IFM-Sensoren und MQTT im industriellen Energiemonitoring: Was wirklich funktioniert

Die kurze Antwort: IFM-Sensoren sprechen von Haus aus IO-Link, kein MQTT – du brauchst dazwischen einen IO-Link-Master oder ein Edge-Gerät als Übersetzer. Hier siehst du, welche Kette in der Praxis stabil läuft und wo die typischen Stolperfallen liegen.
IFM-Sensoren (Strom, Durchfluss, Temperatur, Druck) liefern ihre Werte über IO-Link an einen IO-Link-Master. Erst der Master oder ein nachgeschaltetes Edge-Gerät veröffentlicht die Werte als JSON-Payload per MQTT an einen Broker. Direkt vom Sensor auf MQTT geht nicht – plan die Übersetzungsschicht von Anfang an ein. In unseren Anlagen läuft genau dieses Muster: Edge-Gerät sammelt, publiziert per MQTT zum zentralen Broker, von dort in die Zeitreihen-Datenbank (z. B. ClickHouse).

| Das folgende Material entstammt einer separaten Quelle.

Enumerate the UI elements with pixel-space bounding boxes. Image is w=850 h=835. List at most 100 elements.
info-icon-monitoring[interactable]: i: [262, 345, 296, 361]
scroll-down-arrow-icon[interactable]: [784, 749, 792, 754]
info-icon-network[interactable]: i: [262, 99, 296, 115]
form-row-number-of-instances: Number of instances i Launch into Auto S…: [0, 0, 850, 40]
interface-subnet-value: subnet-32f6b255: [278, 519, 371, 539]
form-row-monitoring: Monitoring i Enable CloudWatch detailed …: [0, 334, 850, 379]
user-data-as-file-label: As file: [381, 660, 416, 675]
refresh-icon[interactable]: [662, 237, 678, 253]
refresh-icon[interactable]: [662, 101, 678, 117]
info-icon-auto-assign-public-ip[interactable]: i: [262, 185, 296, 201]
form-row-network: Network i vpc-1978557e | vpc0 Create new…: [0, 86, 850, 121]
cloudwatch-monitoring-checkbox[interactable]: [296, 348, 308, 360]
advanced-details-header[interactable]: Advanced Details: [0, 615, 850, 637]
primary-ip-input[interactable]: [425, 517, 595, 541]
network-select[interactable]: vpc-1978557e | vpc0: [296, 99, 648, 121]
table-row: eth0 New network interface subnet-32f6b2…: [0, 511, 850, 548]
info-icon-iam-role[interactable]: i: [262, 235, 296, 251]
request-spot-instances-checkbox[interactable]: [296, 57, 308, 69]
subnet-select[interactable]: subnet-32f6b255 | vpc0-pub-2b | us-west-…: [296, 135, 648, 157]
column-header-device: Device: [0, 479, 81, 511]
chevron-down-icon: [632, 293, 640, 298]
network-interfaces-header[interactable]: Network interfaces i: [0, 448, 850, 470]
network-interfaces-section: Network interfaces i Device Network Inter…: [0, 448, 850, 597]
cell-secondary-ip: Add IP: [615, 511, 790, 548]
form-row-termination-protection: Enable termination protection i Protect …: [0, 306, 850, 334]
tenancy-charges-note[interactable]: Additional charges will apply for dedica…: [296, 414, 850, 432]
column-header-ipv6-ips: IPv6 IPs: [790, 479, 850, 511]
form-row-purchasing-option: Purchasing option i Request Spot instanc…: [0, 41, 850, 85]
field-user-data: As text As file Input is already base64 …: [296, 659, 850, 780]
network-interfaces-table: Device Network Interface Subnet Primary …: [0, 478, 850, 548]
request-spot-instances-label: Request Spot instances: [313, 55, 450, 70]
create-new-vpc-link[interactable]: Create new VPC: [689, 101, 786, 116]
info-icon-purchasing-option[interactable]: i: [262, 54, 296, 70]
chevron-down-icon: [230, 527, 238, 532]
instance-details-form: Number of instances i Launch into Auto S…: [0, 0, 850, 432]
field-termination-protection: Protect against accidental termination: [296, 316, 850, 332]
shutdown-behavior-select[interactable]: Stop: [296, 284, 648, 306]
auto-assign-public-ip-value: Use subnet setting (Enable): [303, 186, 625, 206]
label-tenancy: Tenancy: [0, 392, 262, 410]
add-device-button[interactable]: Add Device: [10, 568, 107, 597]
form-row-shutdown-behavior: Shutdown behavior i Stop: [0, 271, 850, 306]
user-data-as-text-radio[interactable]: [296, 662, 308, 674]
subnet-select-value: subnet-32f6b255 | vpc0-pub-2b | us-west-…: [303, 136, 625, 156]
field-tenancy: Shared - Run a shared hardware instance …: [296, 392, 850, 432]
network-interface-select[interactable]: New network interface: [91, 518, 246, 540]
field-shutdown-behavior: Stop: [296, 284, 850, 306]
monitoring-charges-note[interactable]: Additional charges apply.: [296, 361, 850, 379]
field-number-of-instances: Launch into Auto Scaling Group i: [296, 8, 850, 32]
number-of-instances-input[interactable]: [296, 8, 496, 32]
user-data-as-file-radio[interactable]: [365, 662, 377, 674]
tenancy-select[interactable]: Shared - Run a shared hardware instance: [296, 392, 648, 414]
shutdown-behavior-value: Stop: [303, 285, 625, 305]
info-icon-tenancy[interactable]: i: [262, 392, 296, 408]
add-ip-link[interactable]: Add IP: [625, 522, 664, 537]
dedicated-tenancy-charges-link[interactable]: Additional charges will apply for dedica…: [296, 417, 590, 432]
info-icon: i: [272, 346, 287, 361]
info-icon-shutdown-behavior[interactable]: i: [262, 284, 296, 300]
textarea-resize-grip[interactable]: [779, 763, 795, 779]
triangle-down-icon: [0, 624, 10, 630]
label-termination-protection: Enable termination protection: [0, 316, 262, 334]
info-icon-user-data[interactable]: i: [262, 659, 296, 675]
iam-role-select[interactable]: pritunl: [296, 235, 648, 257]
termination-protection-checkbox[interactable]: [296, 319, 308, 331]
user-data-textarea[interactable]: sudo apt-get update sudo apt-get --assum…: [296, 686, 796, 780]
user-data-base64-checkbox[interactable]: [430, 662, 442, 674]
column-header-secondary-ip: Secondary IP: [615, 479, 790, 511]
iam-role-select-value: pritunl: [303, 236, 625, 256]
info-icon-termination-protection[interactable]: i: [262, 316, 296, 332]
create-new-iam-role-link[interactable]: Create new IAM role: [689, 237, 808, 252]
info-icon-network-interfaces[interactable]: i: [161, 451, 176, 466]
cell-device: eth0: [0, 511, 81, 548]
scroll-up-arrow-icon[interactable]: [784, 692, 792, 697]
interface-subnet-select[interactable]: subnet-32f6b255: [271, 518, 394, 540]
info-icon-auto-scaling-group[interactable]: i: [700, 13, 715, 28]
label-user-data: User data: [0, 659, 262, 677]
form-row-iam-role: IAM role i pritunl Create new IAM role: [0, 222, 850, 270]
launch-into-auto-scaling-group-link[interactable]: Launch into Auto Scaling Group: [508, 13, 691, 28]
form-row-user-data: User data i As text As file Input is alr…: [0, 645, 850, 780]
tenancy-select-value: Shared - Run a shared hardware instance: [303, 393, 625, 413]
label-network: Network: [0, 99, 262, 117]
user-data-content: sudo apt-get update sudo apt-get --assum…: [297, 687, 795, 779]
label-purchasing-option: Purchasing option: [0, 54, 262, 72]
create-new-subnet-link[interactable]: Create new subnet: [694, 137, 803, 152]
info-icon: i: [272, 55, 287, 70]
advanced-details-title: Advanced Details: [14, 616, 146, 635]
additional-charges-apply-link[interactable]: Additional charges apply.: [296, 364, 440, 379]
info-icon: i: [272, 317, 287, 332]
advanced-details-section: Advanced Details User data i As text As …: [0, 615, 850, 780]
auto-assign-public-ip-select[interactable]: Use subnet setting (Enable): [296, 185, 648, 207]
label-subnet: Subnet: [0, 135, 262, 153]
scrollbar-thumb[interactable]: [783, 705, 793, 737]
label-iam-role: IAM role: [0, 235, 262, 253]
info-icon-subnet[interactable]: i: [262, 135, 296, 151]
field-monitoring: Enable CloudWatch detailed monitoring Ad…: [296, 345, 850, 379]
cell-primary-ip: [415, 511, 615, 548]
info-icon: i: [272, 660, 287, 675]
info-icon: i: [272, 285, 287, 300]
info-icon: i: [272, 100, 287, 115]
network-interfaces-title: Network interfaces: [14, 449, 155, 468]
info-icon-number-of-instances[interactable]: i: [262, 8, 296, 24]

MQTT ist für Monitoring die richtige Wahl, weil es leichtgewichtig ist, mit instabilen Verbindungen umgeht (QoS, Retain, Last-Will) und viele Sensoren an einen Broker skaliert. Nutze pro Sensor/Anlage saubere Topic-Strukturen (z. B. `kunde/anlage/sensor/json`) und JSON-Payloads – so kann ein Bridge-Service die Nachrichten ohne Sonderlogik in die Datenbank schreiben. Für harte Regelaufgaben mit Millisekunden-Anspruch ist MQTT dagegen nicht gedacht; da bleibst du bei Feldbus/Modbus näher am Prozess.

Setz einen zentralen MQTT-Broker (z. B. Mosquitto) und einen schlanken Bridge-Service, der die abonnierten Topics in deine Zeitreihen-Datenbank schreibt. Bewährt: lokal rotierend puffern (InfluxDB oder SQLite auf dem Edge) und parallel per MQTT zentral spiegeln. Fällt die Leitung aus, gehen Werte nicht verloren, und der Bridge-Dienst holt nach. Ein eigener systemd-Service pro Bridge hält den Datenfluss überwachbar.

Leg pro Edge-Gerät fest: Broker-Adresse und Zugangsdaten (nie im Klartext im Code – Umgebungsvariablen nutzen), Topic-Präfix pro Kunde/Anlage, IO-Link-Master-Register bzw. Sensor-Zuordnung und Puffer-/Rotationsgrenzen. Vergib eindeutige Client-IDs, sonst werfen sich zwei Edge-Geräte gegenseitig vom Broker. Benenne Hostnamen sprechend (z. B. edge-<kunde>), damit du in großen Installationen die Quelle jeder Nachricht erkennst.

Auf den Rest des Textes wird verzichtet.